Let's define a couple things first.... In 1969, the gubermint required the car manufactures to place the VIN (vehicle identification number) on several places in and on the car. You have the VIN on the dash, on the radiator yoke and under the trunk gasket. It's also stamped on the engine block and the transmission. It is also on the data plate on the left front fender well.
Part of the "numbers matching" package revolves around that data plate too. The paint color, interior, options, etc. listed on the data plate should match. That is a brown car should be painted brown. A bench seat interior should still be a bench seat interior.... All the options listed should be there and no more.
Then there's the build sheet. If you're lucky, the car still has the build sheet. That sheet is fragile in nature and stuffed under the seat, above the glove box or even in the headliner. It was nothing but scrap paper to the guys on the assembly line and mice don't discriminate about what they chew on, so that's why I say "if you're lucky". Some cars, like a lot of A12 cars, never even had one to begin with.
Now there's the matter of date codes. Just about everything that went into the car had a date code stamped on it. Guys go crazy trying to match the dates on replacement parts to come near the date the car went down the assembly line. That holds true with 68 cars too.
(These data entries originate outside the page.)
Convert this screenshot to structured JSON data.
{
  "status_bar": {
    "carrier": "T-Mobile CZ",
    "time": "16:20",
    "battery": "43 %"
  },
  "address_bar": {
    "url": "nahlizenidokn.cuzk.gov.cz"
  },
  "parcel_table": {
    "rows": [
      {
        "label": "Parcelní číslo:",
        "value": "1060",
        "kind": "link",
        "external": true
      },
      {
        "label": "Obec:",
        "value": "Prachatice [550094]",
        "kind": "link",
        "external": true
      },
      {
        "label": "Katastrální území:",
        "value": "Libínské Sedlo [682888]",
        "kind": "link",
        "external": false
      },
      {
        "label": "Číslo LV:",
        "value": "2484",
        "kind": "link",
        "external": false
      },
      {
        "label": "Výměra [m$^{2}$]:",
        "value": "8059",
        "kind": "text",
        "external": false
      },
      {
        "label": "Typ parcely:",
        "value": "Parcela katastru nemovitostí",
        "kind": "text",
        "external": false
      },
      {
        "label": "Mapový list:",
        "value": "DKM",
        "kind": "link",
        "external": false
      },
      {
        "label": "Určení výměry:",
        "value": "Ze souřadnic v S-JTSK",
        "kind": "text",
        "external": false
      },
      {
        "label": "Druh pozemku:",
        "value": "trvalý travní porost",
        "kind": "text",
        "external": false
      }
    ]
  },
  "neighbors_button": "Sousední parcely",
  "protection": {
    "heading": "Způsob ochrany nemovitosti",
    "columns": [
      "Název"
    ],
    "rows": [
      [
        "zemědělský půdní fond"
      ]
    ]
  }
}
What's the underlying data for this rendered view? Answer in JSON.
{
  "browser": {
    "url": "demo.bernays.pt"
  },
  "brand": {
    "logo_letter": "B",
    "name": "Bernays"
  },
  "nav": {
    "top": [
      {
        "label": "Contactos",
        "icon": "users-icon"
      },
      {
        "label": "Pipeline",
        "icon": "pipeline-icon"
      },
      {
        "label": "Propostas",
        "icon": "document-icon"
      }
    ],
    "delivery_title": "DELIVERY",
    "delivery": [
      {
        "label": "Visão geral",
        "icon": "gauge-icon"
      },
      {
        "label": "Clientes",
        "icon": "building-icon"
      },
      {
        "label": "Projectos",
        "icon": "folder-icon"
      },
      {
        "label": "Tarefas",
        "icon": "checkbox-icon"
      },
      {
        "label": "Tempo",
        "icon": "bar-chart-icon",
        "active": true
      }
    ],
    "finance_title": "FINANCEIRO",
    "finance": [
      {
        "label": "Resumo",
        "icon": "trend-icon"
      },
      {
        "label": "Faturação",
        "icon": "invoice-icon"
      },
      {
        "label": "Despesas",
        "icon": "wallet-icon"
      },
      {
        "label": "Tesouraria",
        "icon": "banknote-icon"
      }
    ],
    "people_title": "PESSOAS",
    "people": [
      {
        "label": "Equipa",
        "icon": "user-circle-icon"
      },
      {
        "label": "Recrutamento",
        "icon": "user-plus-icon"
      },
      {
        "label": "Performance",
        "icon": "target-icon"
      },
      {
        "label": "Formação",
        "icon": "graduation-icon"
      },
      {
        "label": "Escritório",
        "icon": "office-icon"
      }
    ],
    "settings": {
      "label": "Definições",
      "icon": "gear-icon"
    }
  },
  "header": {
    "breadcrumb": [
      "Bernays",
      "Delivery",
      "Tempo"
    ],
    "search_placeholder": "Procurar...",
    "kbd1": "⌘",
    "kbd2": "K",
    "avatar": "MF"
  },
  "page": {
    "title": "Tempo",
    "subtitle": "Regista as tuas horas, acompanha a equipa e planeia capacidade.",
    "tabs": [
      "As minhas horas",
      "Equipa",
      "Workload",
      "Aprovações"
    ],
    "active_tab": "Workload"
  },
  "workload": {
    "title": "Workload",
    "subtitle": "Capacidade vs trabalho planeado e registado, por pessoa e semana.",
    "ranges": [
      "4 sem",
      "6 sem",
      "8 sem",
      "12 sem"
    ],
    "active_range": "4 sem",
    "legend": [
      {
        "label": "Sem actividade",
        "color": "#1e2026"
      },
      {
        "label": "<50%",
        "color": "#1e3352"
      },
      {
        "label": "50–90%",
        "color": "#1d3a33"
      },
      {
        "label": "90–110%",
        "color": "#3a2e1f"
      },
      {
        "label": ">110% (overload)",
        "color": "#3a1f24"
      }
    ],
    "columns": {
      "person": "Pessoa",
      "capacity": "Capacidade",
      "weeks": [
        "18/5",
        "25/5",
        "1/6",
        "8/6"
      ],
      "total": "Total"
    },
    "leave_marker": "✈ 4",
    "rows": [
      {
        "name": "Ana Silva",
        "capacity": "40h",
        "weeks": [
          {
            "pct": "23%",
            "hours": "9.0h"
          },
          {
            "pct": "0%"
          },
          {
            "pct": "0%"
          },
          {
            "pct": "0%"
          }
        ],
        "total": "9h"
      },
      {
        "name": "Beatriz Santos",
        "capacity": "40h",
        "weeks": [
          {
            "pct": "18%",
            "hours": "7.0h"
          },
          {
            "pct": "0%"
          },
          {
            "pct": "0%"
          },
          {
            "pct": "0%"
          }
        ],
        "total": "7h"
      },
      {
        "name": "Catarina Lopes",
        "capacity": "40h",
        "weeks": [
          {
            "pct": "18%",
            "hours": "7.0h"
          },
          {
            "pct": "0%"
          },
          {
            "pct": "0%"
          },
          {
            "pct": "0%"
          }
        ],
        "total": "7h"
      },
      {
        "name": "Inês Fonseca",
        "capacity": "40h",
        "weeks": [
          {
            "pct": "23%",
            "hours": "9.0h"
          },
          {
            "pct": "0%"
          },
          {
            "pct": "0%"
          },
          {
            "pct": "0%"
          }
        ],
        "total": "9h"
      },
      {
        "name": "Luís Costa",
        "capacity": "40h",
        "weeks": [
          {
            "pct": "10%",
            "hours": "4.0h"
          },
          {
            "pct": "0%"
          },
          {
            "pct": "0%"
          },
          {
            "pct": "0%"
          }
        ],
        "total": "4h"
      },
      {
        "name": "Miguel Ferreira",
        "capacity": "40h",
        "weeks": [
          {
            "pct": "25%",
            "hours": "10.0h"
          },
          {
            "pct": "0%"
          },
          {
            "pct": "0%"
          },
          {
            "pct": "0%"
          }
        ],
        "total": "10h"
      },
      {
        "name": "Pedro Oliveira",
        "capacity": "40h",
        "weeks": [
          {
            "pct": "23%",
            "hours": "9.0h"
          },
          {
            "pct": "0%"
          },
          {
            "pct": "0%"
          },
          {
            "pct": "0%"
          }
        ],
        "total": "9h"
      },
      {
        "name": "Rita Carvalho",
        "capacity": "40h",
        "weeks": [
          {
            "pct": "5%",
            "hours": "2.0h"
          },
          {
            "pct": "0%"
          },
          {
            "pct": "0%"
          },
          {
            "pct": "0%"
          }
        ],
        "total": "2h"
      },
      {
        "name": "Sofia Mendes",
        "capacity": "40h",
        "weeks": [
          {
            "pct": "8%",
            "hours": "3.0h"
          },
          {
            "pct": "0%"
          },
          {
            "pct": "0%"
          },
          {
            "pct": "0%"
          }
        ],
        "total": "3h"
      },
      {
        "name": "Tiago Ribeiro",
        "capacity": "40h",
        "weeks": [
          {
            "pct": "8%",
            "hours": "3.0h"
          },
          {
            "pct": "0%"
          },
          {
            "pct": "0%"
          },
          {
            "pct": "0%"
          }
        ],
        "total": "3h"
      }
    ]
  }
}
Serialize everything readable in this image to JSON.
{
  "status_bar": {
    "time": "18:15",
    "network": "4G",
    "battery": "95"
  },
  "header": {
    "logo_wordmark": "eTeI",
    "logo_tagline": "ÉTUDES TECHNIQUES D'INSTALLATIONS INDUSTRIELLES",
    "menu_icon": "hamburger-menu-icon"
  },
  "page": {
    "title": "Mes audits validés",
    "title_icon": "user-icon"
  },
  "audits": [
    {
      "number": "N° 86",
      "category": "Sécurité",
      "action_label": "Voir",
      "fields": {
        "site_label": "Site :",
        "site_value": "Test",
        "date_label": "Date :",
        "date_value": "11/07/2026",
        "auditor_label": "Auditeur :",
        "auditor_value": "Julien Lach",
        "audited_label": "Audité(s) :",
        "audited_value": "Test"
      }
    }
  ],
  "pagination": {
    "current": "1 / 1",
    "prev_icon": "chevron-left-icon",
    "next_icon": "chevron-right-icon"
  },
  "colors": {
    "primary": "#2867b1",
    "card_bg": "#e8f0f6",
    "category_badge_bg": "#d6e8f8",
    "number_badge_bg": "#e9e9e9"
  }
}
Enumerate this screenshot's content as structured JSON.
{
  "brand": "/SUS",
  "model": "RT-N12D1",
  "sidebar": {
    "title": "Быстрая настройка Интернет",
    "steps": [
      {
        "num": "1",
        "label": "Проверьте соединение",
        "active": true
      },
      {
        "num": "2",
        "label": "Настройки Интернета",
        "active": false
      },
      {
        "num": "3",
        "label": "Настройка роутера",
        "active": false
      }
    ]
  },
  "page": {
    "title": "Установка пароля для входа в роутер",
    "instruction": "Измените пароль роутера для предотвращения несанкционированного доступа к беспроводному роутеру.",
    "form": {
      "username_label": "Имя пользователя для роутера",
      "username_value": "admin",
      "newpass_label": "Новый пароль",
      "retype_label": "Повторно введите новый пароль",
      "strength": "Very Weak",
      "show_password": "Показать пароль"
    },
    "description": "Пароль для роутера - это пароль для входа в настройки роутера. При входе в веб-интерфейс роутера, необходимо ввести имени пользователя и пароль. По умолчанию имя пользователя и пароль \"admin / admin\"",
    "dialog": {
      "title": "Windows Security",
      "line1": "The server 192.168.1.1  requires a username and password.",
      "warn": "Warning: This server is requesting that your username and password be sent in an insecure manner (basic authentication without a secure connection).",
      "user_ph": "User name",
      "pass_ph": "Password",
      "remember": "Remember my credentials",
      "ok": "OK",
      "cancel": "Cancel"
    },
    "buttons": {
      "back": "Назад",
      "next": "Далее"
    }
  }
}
So... a true "numbers matching" car will be one that the engine and trans are original to the car. All options and paint will be correct. The data plate will be intact and hopefully there will be a build sheet. One step above that will have correct date codes on original and replacement parts.
The truth is.... The car is only original once.... and the more originality the car has, the more expensive it will probably be.
Remember, these were just cars once upon a time. Blow an engine? Find a wreck in a junkyard and swap the engine out.... No one cared about matching the numbers for the first 20 years of the car's life. These cars were hot street machines to some and drag cars to others. Lot's of "go fast" stuff got bolted on too and maybe the original stuff got saved and maybe it didn't.